The Covid Symptom Study tracks reports of Covid-19 symptoms from smartphone app users. The free app became available on 24 March and is now used by more than 3 million individuals, according to its developers at Zoe Global. As reported by Science & Enterprise on 31 March, people who download the app from the Apple or Android stores are asked to give a summary of their overall medical condition, then answer a few more questions each day about their health. The researchers believe there are more symptoms to Covid-19 beyond the coughing, fever, and breathing problems mentioned most often. Other symptoms including headaches, muscle pains, loss of smell or taste, and diarrhea are also being reported by some patients.

The Nature Medicine paper reports on an analysis from data contributed by 2.5 million users in the U.K. and some 168,000 in the U.S. as of mid-April. Of the total app users sending in data, about one in three reported symptoms associated with Covid-19 infections. Among all app data reporters, 18,400 also took a Covid-19 diagnostic test — the so-called gold standard RT-PCR SARS-CoV-2 test — with about 7,200 or 39 percent of those testing positive.

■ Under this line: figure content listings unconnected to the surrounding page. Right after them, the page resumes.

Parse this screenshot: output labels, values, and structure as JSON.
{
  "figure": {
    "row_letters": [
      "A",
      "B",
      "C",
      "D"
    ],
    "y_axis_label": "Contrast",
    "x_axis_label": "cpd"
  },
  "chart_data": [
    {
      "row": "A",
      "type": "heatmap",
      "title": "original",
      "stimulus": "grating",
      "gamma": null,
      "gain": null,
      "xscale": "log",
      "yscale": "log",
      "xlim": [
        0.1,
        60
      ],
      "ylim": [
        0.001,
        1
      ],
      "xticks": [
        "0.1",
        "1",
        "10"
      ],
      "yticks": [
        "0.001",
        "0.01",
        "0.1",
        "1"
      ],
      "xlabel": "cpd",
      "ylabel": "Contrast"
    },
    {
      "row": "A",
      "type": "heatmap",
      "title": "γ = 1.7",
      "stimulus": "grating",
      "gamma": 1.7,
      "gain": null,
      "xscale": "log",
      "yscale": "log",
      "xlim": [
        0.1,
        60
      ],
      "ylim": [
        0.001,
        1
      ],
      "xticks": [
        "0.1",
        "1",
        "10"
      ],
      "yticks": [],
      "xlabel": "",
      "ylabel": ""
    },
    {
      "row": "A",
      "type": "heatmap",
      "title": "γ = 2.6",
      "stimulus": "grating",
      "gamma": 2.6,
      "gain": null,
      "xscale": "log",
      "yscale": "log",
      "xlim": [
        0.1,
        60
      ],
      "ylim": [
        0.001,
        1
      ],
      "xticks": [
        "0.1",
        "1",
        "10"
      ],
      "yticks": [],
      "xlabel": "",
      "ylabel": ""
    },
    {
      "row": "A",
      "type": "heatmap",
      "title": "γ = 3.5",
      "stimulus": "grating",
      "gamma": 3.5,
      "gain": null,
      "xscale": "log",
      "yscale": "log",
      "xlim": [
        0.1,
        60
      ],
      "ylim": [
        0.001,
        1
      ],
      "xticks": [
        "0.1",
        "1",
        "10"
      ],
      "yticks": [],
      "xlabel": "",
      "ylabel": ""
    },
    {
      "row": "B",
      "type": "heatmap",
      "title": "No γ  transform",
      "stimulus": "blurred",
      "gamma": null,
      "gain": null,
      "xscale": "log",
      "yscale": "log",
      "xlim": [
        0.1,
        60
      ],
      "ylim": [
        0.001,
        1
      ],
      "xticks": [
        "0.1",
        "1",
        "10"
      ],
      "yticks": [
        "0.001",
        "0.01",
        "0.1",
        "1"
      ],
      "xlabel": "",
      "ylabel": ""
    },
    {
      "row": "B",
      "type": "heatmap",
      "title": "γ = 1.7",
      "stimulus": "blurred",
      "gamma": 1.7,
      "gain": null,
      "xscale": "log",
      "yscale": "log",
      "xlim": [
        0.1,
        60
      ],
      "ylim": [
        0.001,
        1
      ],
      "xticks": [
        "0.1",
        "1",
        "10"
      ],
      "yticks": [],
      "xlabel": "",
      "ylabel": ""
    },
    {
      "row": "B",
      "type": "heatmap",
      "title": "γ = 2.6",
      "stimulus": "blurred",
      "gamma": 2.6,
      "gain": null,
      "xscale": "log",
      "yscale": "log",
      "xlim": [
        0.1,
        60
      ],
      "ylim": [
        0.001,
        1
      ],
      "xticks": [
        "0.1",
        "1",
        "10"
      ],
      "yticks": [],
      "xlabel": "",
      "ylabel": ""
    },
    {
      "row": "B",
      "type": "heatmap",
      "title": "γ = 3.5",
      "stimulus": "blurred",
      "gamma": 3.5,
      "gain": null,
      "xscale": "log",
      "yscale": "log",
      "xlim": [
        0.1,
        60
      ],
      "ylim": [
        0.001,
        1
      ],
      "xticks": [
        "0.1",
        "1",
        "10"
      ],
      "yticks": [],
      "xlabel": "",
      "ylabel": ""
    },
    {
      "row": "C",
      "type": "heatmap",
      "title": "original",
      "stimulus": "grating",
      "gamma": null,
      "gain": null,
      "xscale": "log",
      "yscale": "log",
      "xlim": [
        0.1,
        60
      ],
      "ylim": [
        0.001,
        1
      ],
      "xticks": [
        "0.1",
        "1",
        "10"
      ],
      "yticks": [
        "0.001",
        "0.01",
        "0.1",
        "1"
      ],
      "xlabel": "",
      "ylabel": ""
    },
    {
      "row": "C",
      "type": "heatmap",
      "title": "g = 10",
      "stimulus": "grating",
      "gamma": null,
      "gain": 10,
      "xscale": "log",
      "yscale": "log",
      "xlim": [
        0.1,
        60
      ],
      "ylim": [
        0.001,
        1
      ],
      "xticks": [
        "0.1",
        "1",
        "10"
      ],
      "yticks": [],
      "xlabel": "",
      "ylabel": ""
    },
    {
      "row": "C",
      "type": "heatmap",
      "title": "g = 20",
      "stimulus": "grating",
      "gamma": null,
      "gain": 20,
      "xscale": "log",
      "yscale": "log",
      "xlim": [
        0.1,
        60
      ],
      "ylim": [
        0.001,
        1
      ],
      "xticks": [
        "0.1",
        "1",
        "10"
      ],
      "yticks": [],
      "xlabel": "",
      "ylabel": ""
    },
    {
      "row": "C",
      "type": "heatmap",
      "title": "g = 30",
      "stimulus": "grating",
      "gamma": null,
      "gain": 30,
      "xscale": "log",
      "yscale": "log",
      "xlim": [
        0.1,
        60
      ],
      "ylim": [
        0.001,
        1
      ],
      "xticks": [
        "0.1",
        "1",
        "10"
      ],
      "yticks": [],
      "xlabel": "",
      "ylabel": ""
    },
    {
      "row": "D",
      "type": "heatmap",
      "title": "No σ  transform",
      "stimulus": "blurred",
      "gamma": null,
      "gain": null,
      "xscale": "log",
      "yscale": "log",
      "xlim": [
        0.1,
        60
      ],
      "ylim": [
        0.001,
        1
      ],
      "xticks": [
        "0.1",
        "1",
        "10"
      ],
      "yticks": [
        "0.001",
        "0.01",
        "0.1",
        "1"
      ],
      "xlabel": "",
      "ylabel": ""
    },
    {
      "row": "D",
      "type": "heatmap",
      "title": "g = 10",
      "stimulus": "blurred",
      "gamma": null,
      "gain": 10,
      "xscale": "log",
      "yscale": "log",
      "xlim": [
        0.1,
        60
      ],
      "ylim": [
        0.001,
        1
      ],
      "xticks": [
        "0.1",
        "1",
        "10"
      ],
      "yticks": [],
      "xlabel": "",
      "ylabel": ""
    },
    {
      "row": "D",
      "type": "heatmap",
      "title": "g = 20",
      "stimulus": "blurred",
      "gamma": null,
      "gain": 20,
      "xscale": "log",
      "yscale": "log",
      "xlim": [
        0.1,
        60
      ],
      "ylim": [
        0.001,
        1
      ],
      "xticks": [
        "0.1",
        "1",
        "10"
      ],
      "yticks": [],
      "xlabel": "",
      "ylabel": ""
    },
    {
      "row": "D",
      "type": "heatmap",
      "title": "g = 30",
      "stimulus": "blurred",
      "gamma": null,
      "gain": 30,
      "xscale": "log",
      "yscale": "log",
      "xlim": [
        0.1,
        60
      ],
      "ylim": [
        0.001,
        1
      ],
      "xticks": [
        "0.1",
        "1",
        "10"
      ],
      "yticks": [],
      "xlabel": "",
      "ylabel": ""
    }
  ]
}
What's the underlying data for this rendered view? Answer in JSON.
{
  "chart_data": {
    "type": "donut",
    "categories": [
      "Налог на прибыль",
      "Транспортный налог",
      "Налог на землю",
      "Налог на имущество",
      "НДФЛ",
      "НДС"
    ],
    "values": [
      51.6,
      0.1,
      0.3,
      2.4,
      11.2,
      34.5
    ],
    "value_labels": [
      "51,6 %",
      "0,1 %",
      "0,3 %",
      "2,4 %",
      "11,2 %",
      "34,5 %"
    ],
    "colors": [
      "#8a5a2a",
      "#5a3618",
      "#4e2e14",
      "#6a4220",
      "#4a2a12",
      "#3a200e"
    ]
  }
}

One symptom reported by app users registered a particularly high association with a positive Covid-19 diagnostic test: anosmia, or loss of smell and taste. About two-thirds of people testing positive also reported anosmia as one of their symptoms, while less than a quarter in the U.K. and less than one in five in the U.S. testing negative also reported these symptoms. Persistent cough, chest pains, and skipped meals indicating loss of appetite were reported by four in 10 to half of app users testing Covid-19 positive.

Zoe Global that developed the app with the academic researchers was founded as a nutritional science company collecting data from blood tests and glucose monitors to track metabolic responses to various food inputs, including glucose and fat levels in the blood. The company’s nutritional and test data are used to produce algorithms that predict individual responses to different foods, and in this case researchers applied those kind of algorithms to predict a person’s likelihood of Covid-19 infections, based on symptom reports.

A statistical model developed by the team analyzed symptom reports and diagnostic test results, and identified a set of symptoms beginning with anosmia, but also fatigue, persistent cough, and loss of appetite, combined with age and sex, that predict Covid-19 infections. When applied to the nearly 806,000 app users experiencing symptoms, but did not take a diagnostic test, the analysis indicates about one in six (17%) were likely to have a Covid-19 infection, which researchers say translate to about five percent of the population at large.

“Our results suggest that loss of taste or smell is a key early warning sign of Covid-19 infection and should be included in routine screening for the disease,” says Kings College epidemiology professor and senior author Tim Spector in a university statement. “We strongly urge governments and health authorities everywhere to make this information more widely known, and advise anyone experiencing sudden loss of smell or taste to assume that they are infected and follow local self-isolation guidelines.”

The researchers acknowledge shortcomings in the source data, notably self-selection and high proportion of female participants, about two-thirds of the total. The team is planning two clinical trials with the symptom reporting app combined with antibody tests, including one study in Boston among high-risk participants.